El ruido es inconfundible, alguien está arañando la puerta de calle y el sospecha de quién se trata, pero sabe que no es posible... su mente trabaja a gran velocidad para tratar de comprender la situación, pero es inútil, está abatido y desorientado, quisiera despertar de esto que parece una pesadilla. Abre la puerta temblando de emoción y el animal entra gimiendo y mirando para todos lados, buscando, husmeando. Luego, sin dejar de gemir, lo mira con infinita tristeza, como esperando una respuesta, una especie de explicación que él no está en condiciones de brindarle.
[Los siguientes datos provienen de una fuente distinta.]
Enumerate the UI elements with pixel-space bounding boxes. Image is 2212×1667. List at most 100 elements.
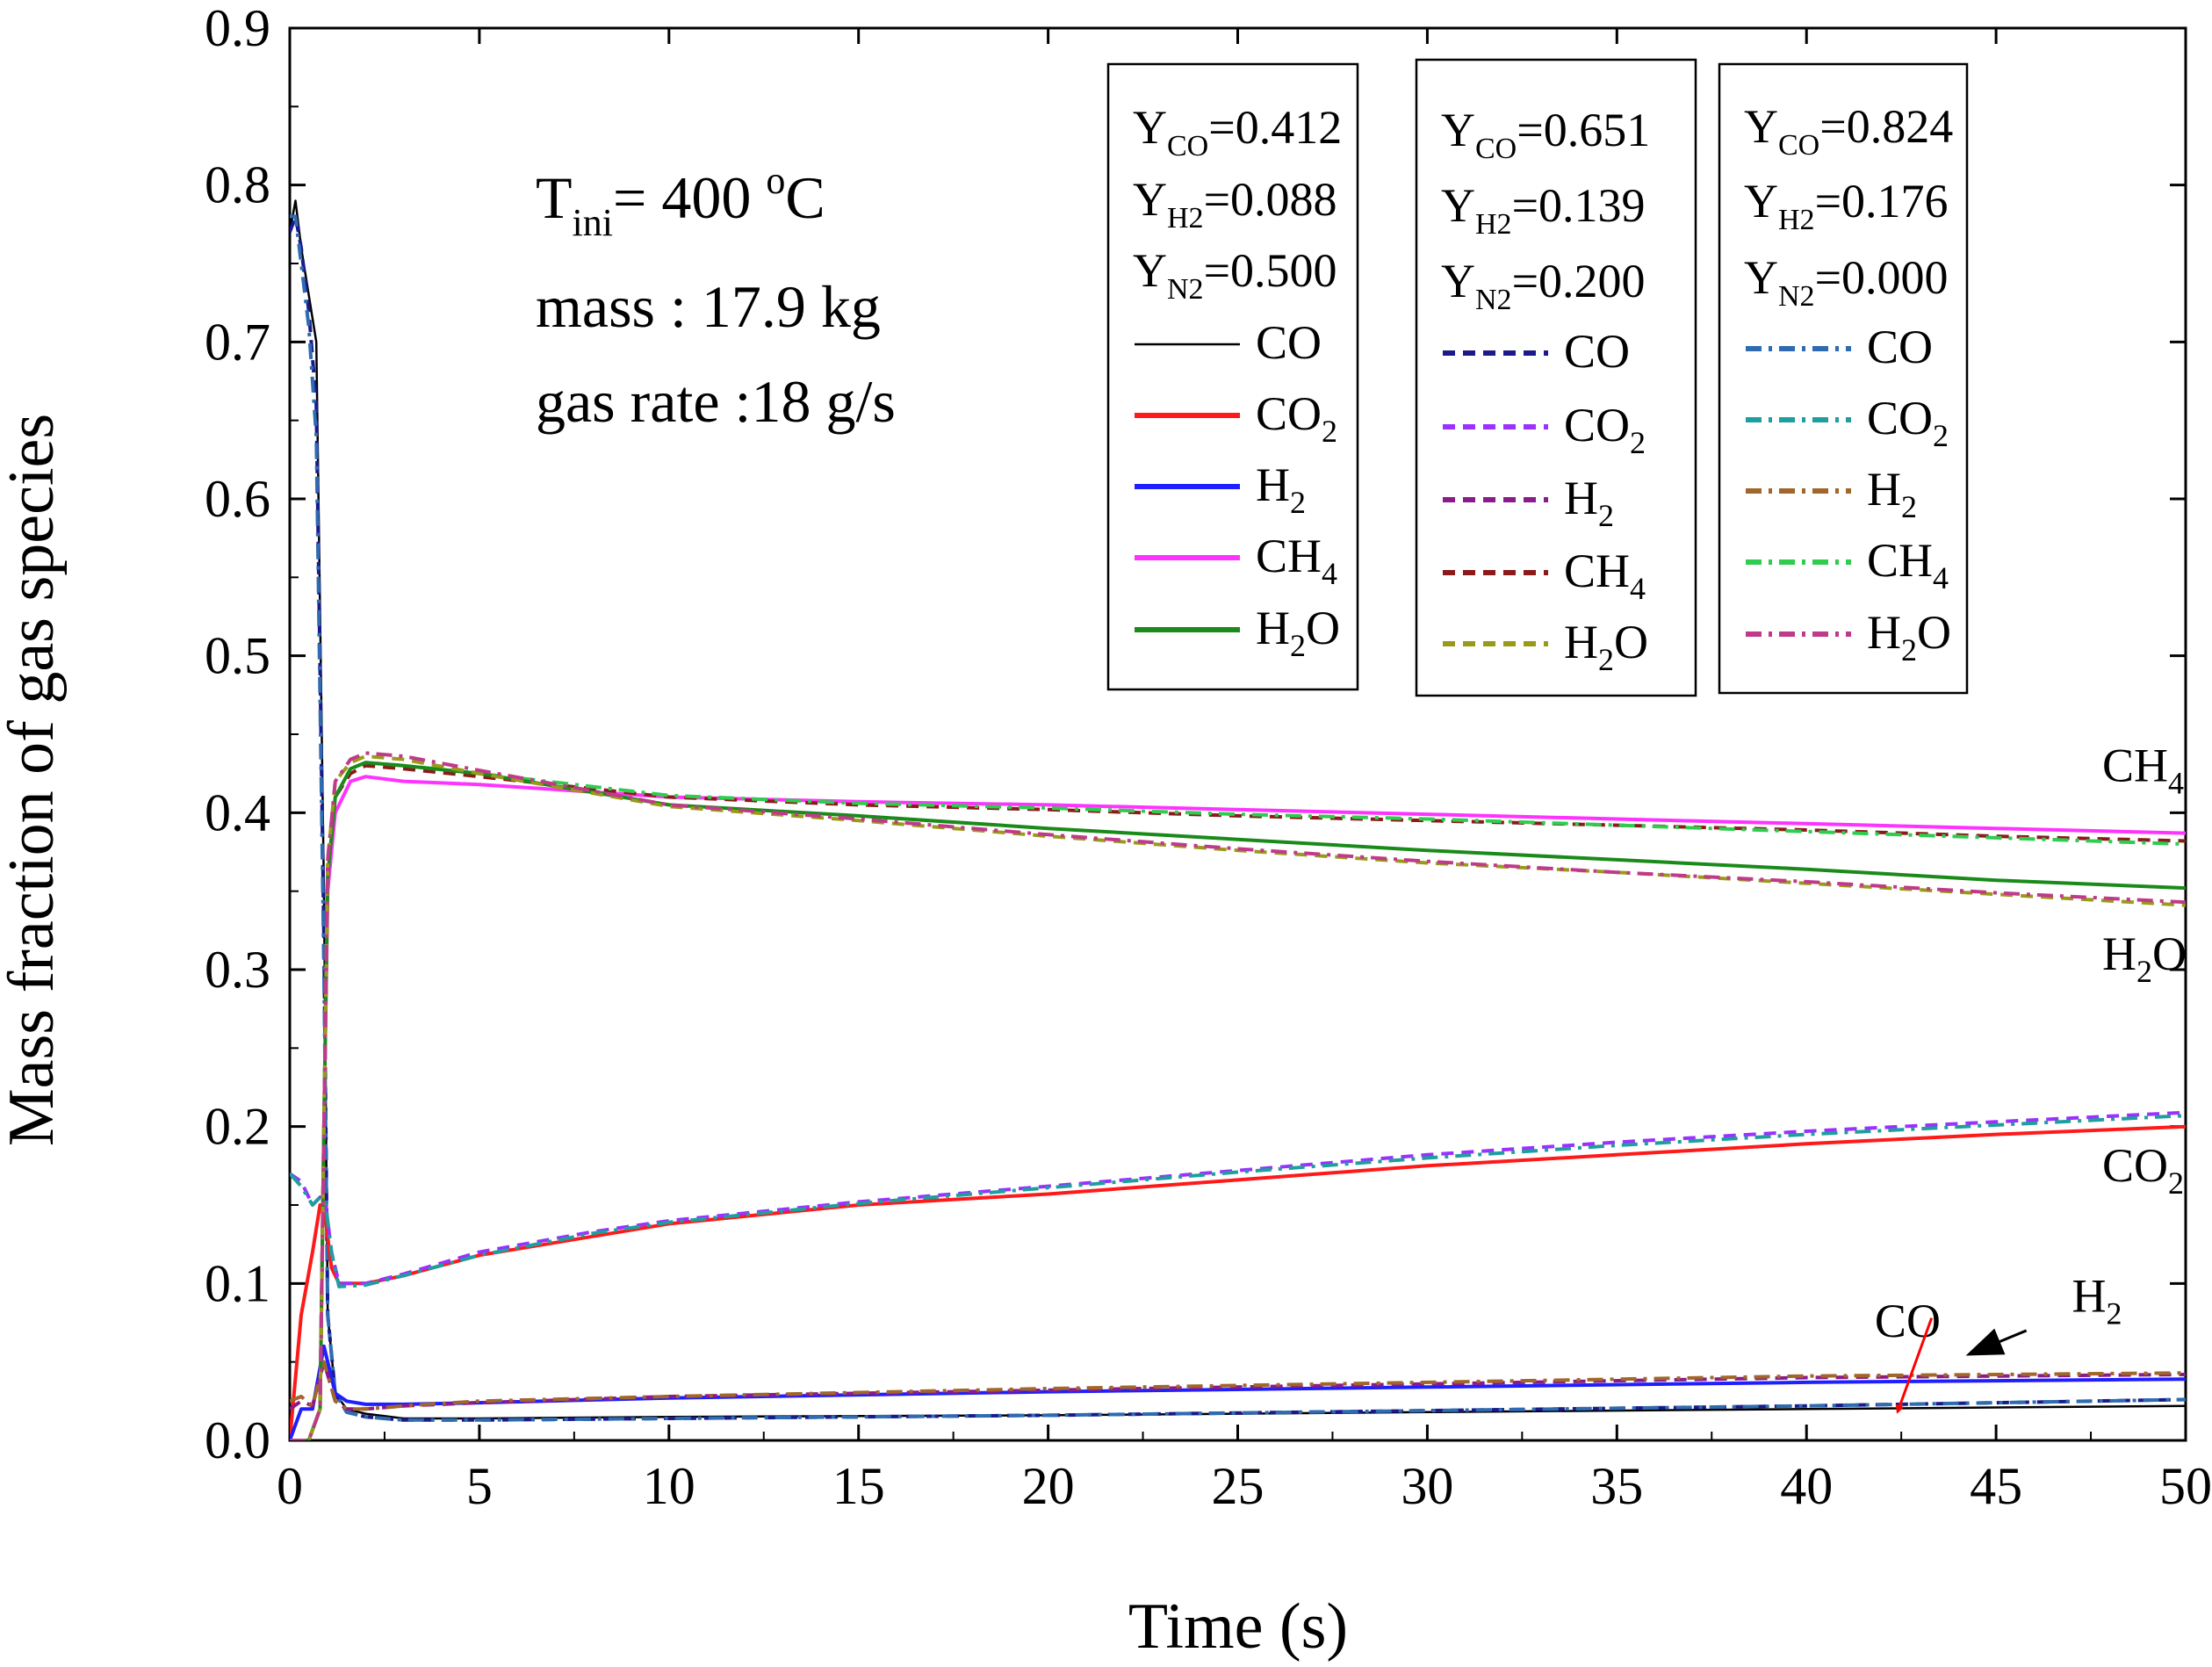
composition-sub: CO xyxy=(1778,129,1819,162)
legend-entry-label: H2O xyxy=(1256,602,1340,663)
tini-base: T xyxy=(536,164,573,231)
legend-composition: YCO=0.824 xyxy=(1744,100,1953,162)
legend-entry-label: H2O xyxy=(1867,606,1951,668)
entry-tail: O xyxy=(1306,602,1340,654)
legend-entry-label: H2 xyxy=(1256,458,1306,520)
composition-base: Y xyxy=(1441,255,1475,307)
annotation-sub: 2 xyxy=(2168,1165,2184,1201)
annotation-ch4: CH4 xyxy=(2102,740,2184,801)
legend-entry-label: CO2 xyxy=(1564,399,1646,460)
composition-sub: H2 xyxy=(1167,202,1204,235)
entry-main: CO xyxy=(1256,316,1322,369)
x-tick-label: 45 xyxy=(1970,1457,2022,1515)
legend-entry-label: CH4 xyxy=(1867,534,1949,595)
legend-composition: YCO=0.412 xyxy=(1133,101,1342,162)
entry-main: CH xyxy=(1256,530,1322,582)
annotation-sub: 4 xyxy=(2168,766,2184,801)
entry-sub: 2 xyxy=(1290,485,1306,520)
composition-value: =0.412 xyxy=(1208,101,1342,154)
tini-unit: C xyxy=(785,164,825,231)
y-tick-label: 0.3 xyxy=(205,941,270,999)
entry-tail: O xyxy=(1917,606,1951,659)
co-arrow xyxy=(1895,1317,1934,1414)
legend-entry-label: CO xyxy=(1564,325,1630,378)
legend-entry-label: CO2 xyxy=(1256,387,1337,449)
composition-value: =0.176 xyxy=(1815,175,1949,227)
x-tick-label: 35 xyxy=(1590,1457,1643,1515)
composition-base: Y xyxy=(1744,100,1778,153)
entry-main: H xyxy=(1867,606,1901,659)
composition-value: =0.000 xyxy=(1815,251,1949,304)
y-tick-label: 0.8 xyxy=(205,156,270,214)
legend-box xyxy=(1415,58,1697,697)
y-tick-label: 0.0 xyxy=(205,1411,270,1469)
composition-sub: N2 xyxy=(1778,280,1815,313)
entry-sub: 2 xyxy=(1901,632,1917,668)
entry-sub: 2 xyxy=(1598,498,1614,533)
x-tick-label: 40 xyxy=(1780,1457,1833,1515)
h2-arrow-head xyxy=(1965,1328,2006,1356)
x-tick-label: 20 xyxy=(1022,1457,1075,1515)
entry-main: CH xyxy=(1867,534,1933,587)
tini-sub: ini xyxy=(573,201,613,244)
entry-main: CO xyxy=(1564,325,1630,378)
composition-base: Y xyxy=(1744,251,1778,304)
annotation-sub: 2 xyxy=(2106,1295,2122,1331)
x-tick-label: 5 xyxy=(466,1457,493,1515)
composition-value: =0.651 xyxy=(1517,104,1650,156)
composition-value: =0.088 xyxy=(1204,173,1337,226)
annotation-tail: O xyxy=(2152,927,2187,980)
condition-tini: Tini= 400 oC xyxy=(536,159,825,244)
entry-main: CH xyxy=(1564,545,1630,597)
legend-composition: YH2=0.088 xyxy=(1133,173,1337,235)
composition-sub: H2 xyxy=(1475,208,1512,241)
entry-main: H xyxy=(1256,602,1290,654)
x-tick-label: 25 xyxy=(1212,1457,1265,1515)
legend-entry-label: CH4 xyxy=(1564,545,1646,606)
x-tick-label: 30 xyxy=(1401,1457,1453,1515)
entry-sub: 2 xyxy=(1901,489,1917,524)
entry-main: CO xyxy=(1564,399,1630,451)
composition-sub: CO xyxy=(1167,130,1208,162)
composition-sub: H2 xyxy=(1778,204,1815,236)
composition-base: Y xyxy=(1133,101,1167,154)
legend-entry-label: CH4 xyxy=(1256,530,1337,591)
legend-entry-label: CO xyxy=(1256,316,1322,369)
entry-sub: 2 xyxy=(1933,418,1949,453)
entry-main: H xyxy=(1256,458,1290,511)
composition-base: Y xyxy=(1744,175,1778,227)
series-line-4 xyxy=(290,1110,2186,1286)
annotation-sub: 2 xyxy=(2136,954,2152,989)
annotation-main: H xyxy=(2071,1269,2106,1322)
y-tick-label: 0.2 xyxy=(205,1098,270,1156)
legend-entry-label: H2 xyxy=(1564,472,1614,533)
series-line-5 xyxy=(290,1114,2186,1288)
conditions: Tini= 400 oC mass : 17.9 kg gas rate :18… xyxy=(536,159,896,435)
condition-mass: mass : 17.9 kg xyxy=(536,273,881,340)
entry-tail: O xyxy=(1614,616,1648,668)
entry-sub: 2 xyxy=(1322,414,1337,449)
entry-main: H xyxy=(1564,616,1598,668)
composition-value: =0.139 xyxy=(1512,179,1646,232)
legend-layer: YCO=0.412YH2=0.088YN2=0.500COCO2H2CH4H2O… xyxy=(1106,58,1969,697)
composition-value: =0.200 xyxy=(1512,255,1646,307)
legend-composition: YCO=0.651 xyxy=(1441,104,1650,165)
series-layer xyxy=(290,199,2186,1440)
legend-composition: YN2=0.500 xyxy=(1133,244,1337,306)
legend-composition: YN2=0.200 xyxy=(1441,255,1646,316)
x-tick-label: 15 xyxy=(832,1457,885,1515)
entry-sub: 4 xyxy=(1933,560,1949,595)
composition-base: Y xyxy=(1133,173,1167,226)
y-axis-title: Mass fraction of gas species xyxy=(0,414,68,1146)
entry-sub: 2 xyxy=(1290,628,1306,663)
y-tick-label: 0.6 xyxy=(205,470,270,528)
legend-entry-label: CO2 xyxy=(1867,392,1949,453)
composition-base: Y xyxy=(1441,104,1475,156)
entry-main: CO xyxy=(1867,321,1933,373)
annotation-co2: CO2 xyxy=(2102,1139,2184,1201)
series-line-14 xyxy=(290,751,2186,1440)
tini-value: = 400 xyxy=(613,164,766,231)
legend-box xyxy=(1718,62,1969,695)
x-tick-label: 0 xyxy=(277,1457,303,1515)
Coordina Diego Fornía. Diagramación y fotomontaje: Germán Sayago

El viejo del perro era un conocido personaje del barrio "Las Quintas", conjunto de pequeñas fincas, que los años y el progreso fueron integrando al resto de la ciudad, a menos de treinta cuadras del centro. Un barrio tranquilo, con muchos espacios verdes donde vive gente buena y trabajadora. El viejo del perro, (cuyo verdadero nombre era Luis Crisóstomo Pereyra), mostraba un aspecto insignificante. Delgado, de baja estatura, casi calvo, ágil y movedizo, no representaba los sesenta y nueve años que cargaba sobre sus estrechos hombros. Jubilado del matadero municipal, pasó más de cuarenta años degollando reses y siempre se jactó de su habilidad para realizar esa tarea. Lo único que importaba, según sus propias palabras, era evitar el sufrimiento inútil. No soportaba ver sufrir a un animal.

 

Se había ganado el apodo porque todos lo habían visto alguna vez, caminando por las calles acompañado por un viejo perro de graciosa apariencia y raza desconocida que llamaba Felipe. Era evidente que entre ellos existía una relación muy especial y hasta he llegado a pensar al observar sus actitudes, que el perro parecía el amo y el viejo su acompañante.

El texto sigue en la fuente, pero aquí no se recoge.